Provided you are not constantly making errors at work, you can turn saying sorry into a positive experience if you:
- Immediately identify the problem and your role in creating it
- Immediately identify a solution to the problem without wasting time in pulling other people into the blame game
- Come up with creative ideas that might save the company money in solving the problem
- Meet or beat the original deadline for product or reports
- Create a better product or report in the end
Elliott Spitzer - Does it Meet the Standards of Apology? You Decide
Paris Hilton Goes to Jail
Apologizing to a Wide Audience
Let's say that you've messed up on a really big level. You don't even have to be a celebrity to be in the public eye, these days.
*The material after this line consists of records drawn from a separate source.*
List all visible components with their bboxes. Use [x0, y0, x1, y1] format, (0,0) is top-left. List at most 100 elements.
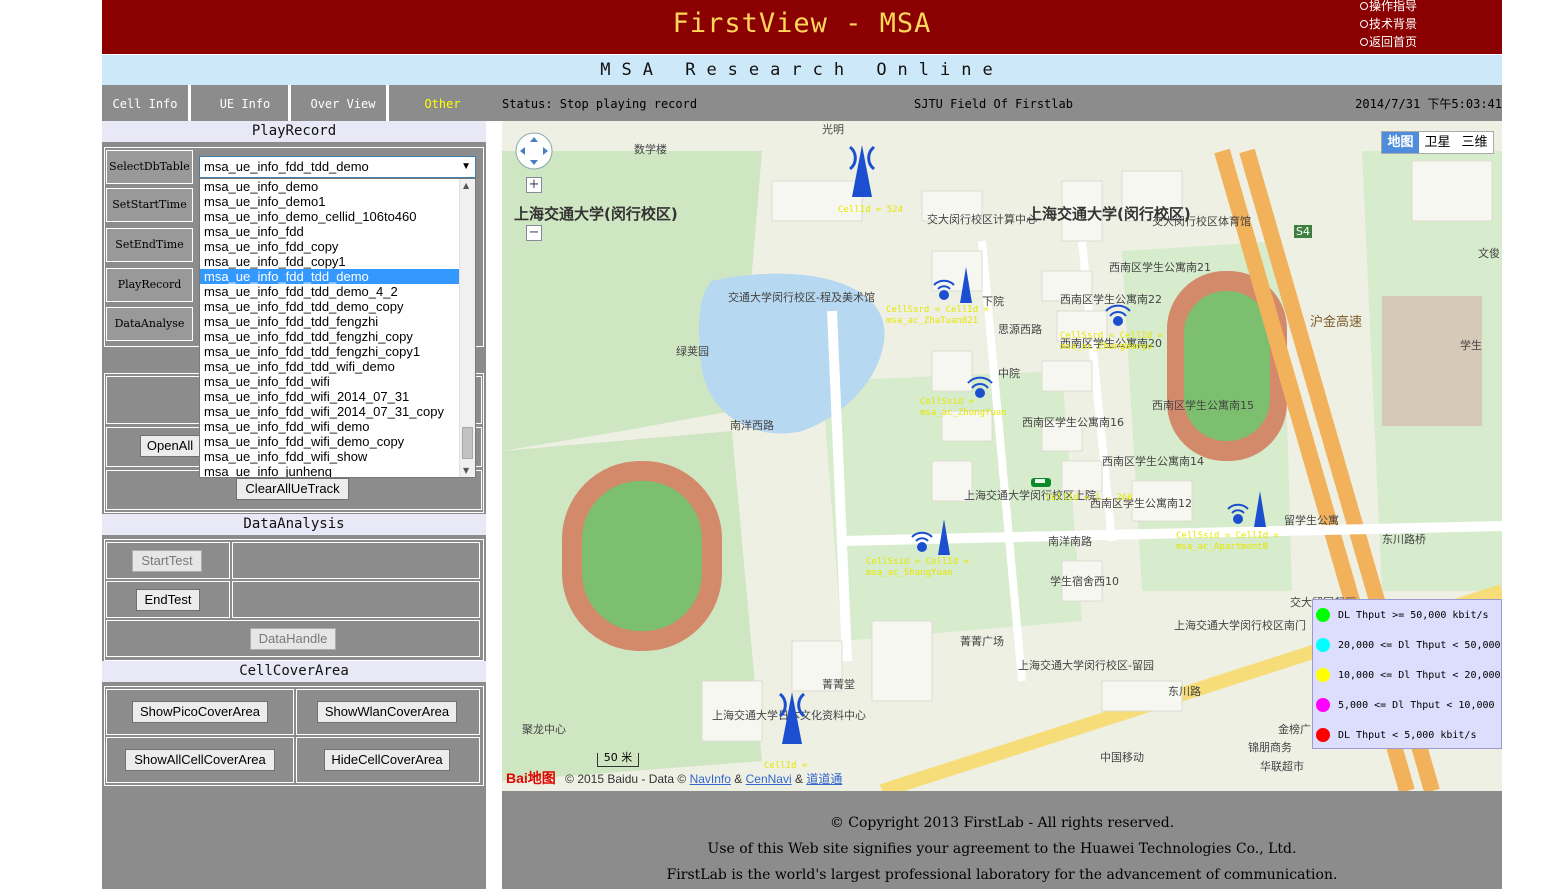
end-test-result: [232, 581, 480, 618]
scroll-down-icon[interactable]: ▼: [463, 466, 469, 475]
db-table-option[interactable]: msa_ue_info_fdd_tdd_demo: [200, 269, 460, 284]
map-place-gymnasium: 交大闵行校区体育馆: [1152, 215, 1251, 228]
db-table-option[interactable]: msa_ue_info_fdd_tdd_fengzhi_copy: [200, 329, 460, 344]
zoom-out-icon[interactable]: −: [526, 225, 542, 241]
db-table-option[interactable]: msa_ue_info_fdd_tdd_demo_4_2: [200, 284, 460, 299]
clear-all-ue-track-button[interactable]: ClearAllUeTrack: [236, 478, 349, 500]
zoom-in-icon[interactable]: +: [526, 177, 542, 193]
db-table-option[interactable]: msa_ue_info_fdd: [200, 224, 460, 239]
dropdown-scrollbar[interactable]: ▲ ▼: [459, 179, 475, 477]
status-area: Status: Stop playing record SJTU Field O…: [502, 85, 1502, 121]
chevron-down-icon: ▼: [461, 161, 471, 172]
link-operation-guide[interactable]: 操作指导: [1360, 0, 1432, 15]
map-place-s4: S4: [1294, 225, 1312, 238]
map-place-math-building: 数学楼: [634, 143, 667, 156]
db-table-select[interactable]: msa_ue_info_fdd_tdd_demo ▼: [199, 156, 476, 178]
radio-dot-icon: [1360, 38, 1368, 46]
map-place-apt-16: 西南区学生公寓南16: [1022, 416, 1124, 429]
wifi-ap-icon[interactable]: [908, 515, 964, 559]
map-place-apt-21: 西南区学生公寓南21: [1109, 261, 1211, 274]
map-place-jinbang: 金榜广: [1278, 723, 1311, 736]
ue-car-icon[interactable]: [1030, 475, 1052, 489]
map-place-dorm-west-10: 学生宿舍西10: [1050, 575, 1119, 588]
scrollbar-thumb[interactable]: [462, 427, 473, 459]
tab-ue-info[interactable]: UE Info: [202, 85, 291, 121]
db-table-option[interactable]: msa_ue_info_fdd_tdd_wifi_demo: [200, 359, 460, 374]
label-play-record: PlayRecord: [106, 268, 193, 302]
tab-over-view[interactable]: Over View: [300, 85, 389, 121]
db-table-option[interactable]: msa_ue_info_fdd_wifi_show: [200, 449, 460, 464]
map-place-liuyuan: 上海交通大学闵行校区-留园: [1018, 659, 1154, 672]
legend-dot: [1316, 608, 1330, 622]
map-place-julong: 聚龙中心: [522, 723, 566, 736]
map-place-jingjing-square: 菁菁广场: [960, 635, 1004, 648]
db-table-option[interactable]: msa_ue_info_fdd_wifi_demo: [200, 419, 460, 434]
db-table-option[interactable]: msa_ue_info_fdd_tdd_demo_copy: [200, 299, 460, 314]
db-table-option[interactable]: msa_ue_info_fdd_wifi_2014_07_31: [200, 389, 460, 404]
db-table-option[interactable]: msa_ue_info_fdd_copy1: [200, 254, 460, 269]
hide-cell-cover-area-button[interactable]: HideCellCoverArea: [324, 749, 450, 771]
footer: © Copyright 2013 FirstLab - All rights r…: [502, 791, 1502, 889]
legend-row: 10,000 <= Dl Thput < 20,000: [1316, 660, 1501, 690]
wifi-ap-icon[interactable]: [930, 263, 986, 307]
label-set-start-time: SetStartTime: [106, 188, 193, 222]
wifi-ap-icon[interactable]: [1224, 487, 1280, 531]
cennavi-link[interactable]: CenNavi: [746, 772, 792, 786]
show-pico-cover-area-button[interactable]: ShowPicoCoverArea: [132, 701, 268, 723]
map-view[interactable]: 上海交通大学(闵行校区) 上海交通大学(闵行校区) 数学楼 交大闵行校区计算中心…: [502, 121, 1502, 791]
db-table-option[interactable]: msa_ue_info_demo_cellid_106to460: [200, 209, 460, 224]
wifi-ap-icon[interactable]: [1100, 291, 1140, 331]
tab-cell-info[interactable]: Cell Info: [102, 85, 191, 121]
db-table-option[interactable]: msa_ue_info_fdd_wifi: [200, 374, 460, 389]
db-table-option[interactable]: msa_ue_info_fdd_wifi_demo_copy: [200, 434, 460, 449]
db-table-option[interactable]: msa_ue_info_fdd_copy: [200, 239, 460, 254]
subtitle: MSA Research Online: [600, 60, 1004, 80]
map-copyright: Bai地图 © 2015 Baidu - Data © NavInfo & Ce…: [506, 770, 843, 786]
data-handle-button[interactable]: DataHandle: [250, 628, 336, 650]
map-place-nanyang-south-road: 南洋南路: [1048, 535, 1092, 548]
app-root: FirstView - MSA 操作指导 技术背景 返回首页 MSA Resea…: [102, 0, 1502, 889]
link-home[interactable]: 返回首页: [1360, 33, 1432, 51]
map-place-apt-15: 西南区学生公寓南15: [1152, 399, 1254, 412]
map-place-hujin-expressway: 沪金高速: [1310, 315, 1363, 330]
cell-label: CellSsid = CellId = msa_ac_ShangYuan: [866, 557, 969, 578]
db-table-dropdown[interactable]: msa_ue_info_demo msa_ue_info_demo1 msa_ue_…: [199, 178, 476, 478]
map-place-apt-14: 西南区学生公寓南14: [1102, 455, 1204, 468]
daodaotong-link[interactable]: 道道通: [806, 772, 842, 786]
map-place-dongchuan-road: 东川路: [1168, 685, 1201, 698]
map-type-3d[interactable]: 三维: [1456, 132, 1493, 153]
map-type-satellite[interactable]: 卫星: [1419, 132, 1456, 153]
pan-control-icon[interactable]: [514, 131, 554, 171]
link-tech-background[interactable]: 技术背景: [1360, 15, 1432, 33]
db-table-select-value: msa_ue_info_fdd_tdd_demo: [204, 159, 369, 174]
db-table-option[interactable]: msa_ue_info_demo: [200, 179, 460, 194]
cell-tower-icon[interactable]: [842, 139, 882, 199]
open-all-ue-track-button[interactable]: OpenAll: [140, 435, 200, 457]
db-table-option[interactable]: msa_ue_info_fdd_wifi_2014_07_31_copy: [200, 404, 460, 419]
end-test-button[interactable]: EndTest: [136, 589, 200, 611]
map-place-sjtu-west: 上海交通大学(闵行校区): [514, 205, 678, 223]
db-table-option[interactable]: msa_ue_info_fdd_tdd_fengzhi: [200, 314, 460, 329]
start-test-button[interactable]: StartTest: [132, 550, 202, 572]
scroll-up-icon[interactable]: ▲: [463, 181, 469, 190]
header: FirstView - MSA 操作指导 技术背景 返回首页: [102, 0, 1502, 54]
cell-label: CellSsrd = CellId = msa_ac_ZhaTuan821: [886, 305, 989, 326]
db-table-option[interactable]: msa_ue_info_fdd_tdd_fengzhi_copy1: [200, 344, 460, 359]
cell-tower-icon[interactable]: [772, 686, 812, 746]
navbar: Cell Info UE Info Over View Other Status…: [102, 85, 1502, 121]
show-wlan-cover-area-button[interactable]: ShowWlanCoverArea: [317, 701, 457, 723]
map-type-switch: 地图 卫星 三维: [1381, 131, 1494, 154]
db-table-option[interactable]: msa_ue_info_junheng: [200, 464, 460, 477]
map-type-normal[interactable]: 地图: [1382, 132, 1419, 153]
map-place-dongchuan-bridge: 东川路桥: [1382, 533, 1426, 546]
db-table-option[interactable]: msa_ue_info_demo1: [200, 194, 460, 209]
show-all-cell-cover-area-button[interactable]: ShowAllCellCoverArea: [125, 749, 275, 771]
tab-other[interactable]: Other: [398, 85, 487, 121]
map-place-garden: 绿荚园: [676, 345, 709, 358]
field-text: SJTU Field Of Firstlab: [914, 97, 1073, 111]
navinfo-link[interactable]: NavInfo: [690, 772, 731, 786]
map-place-jingjing-hall: 菁菁堂: [822, 678, 855, 691]
cell-label: CellId = 524: [838, 205, 904, 215]
cell-label: CellSsrd = CellId = msa_ac_ZhangWanyu: [1060, 331, 1163, 352]
playrecord-title: PlayRecord: [102, 121, 486, 142]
School teachers, priests, and other local leaders can be arrested for drunk driving, and/or be in the news for making racial slurs. No one seems to be immune from extra-marital affairs these days.
Next thing you know, they're in the newspaper or on television with a public apology.
If you find yourself in this unenviable position, be sure to refer to the three elements above. If you cannot be authentic, then I suggest do not bother. Defensiveness and excuses may have their place in the courtroom.
But if you have put the public at risk by driving drunk, or have had sex with a person other than your husband or wife, I don't think we need to know what your reasons might have been for doing so.
Stick to a simple, "I am so sorry," and look like you mean it. If you say that you are going to volunteer for special needs organizations as a means of making amends (a la Paris Hilton), then follow through.
A Real Apology Can make a Real Difference
As tempting as it is to want to deflect blame in the case of error, embracing it wholly and acknowledging that you have made a mistake will enable both you and the person that you have injured to move forward in a healthy manner.
Try it next time you need to make an apology. Look the person in the eye and simply say, "I am so sorry. I can see that I have hurt you by what I have done."
Don't offer any excuses or explanations. Ask only what you can do to make things better. And see just how much lighter your heart will feel thereafter!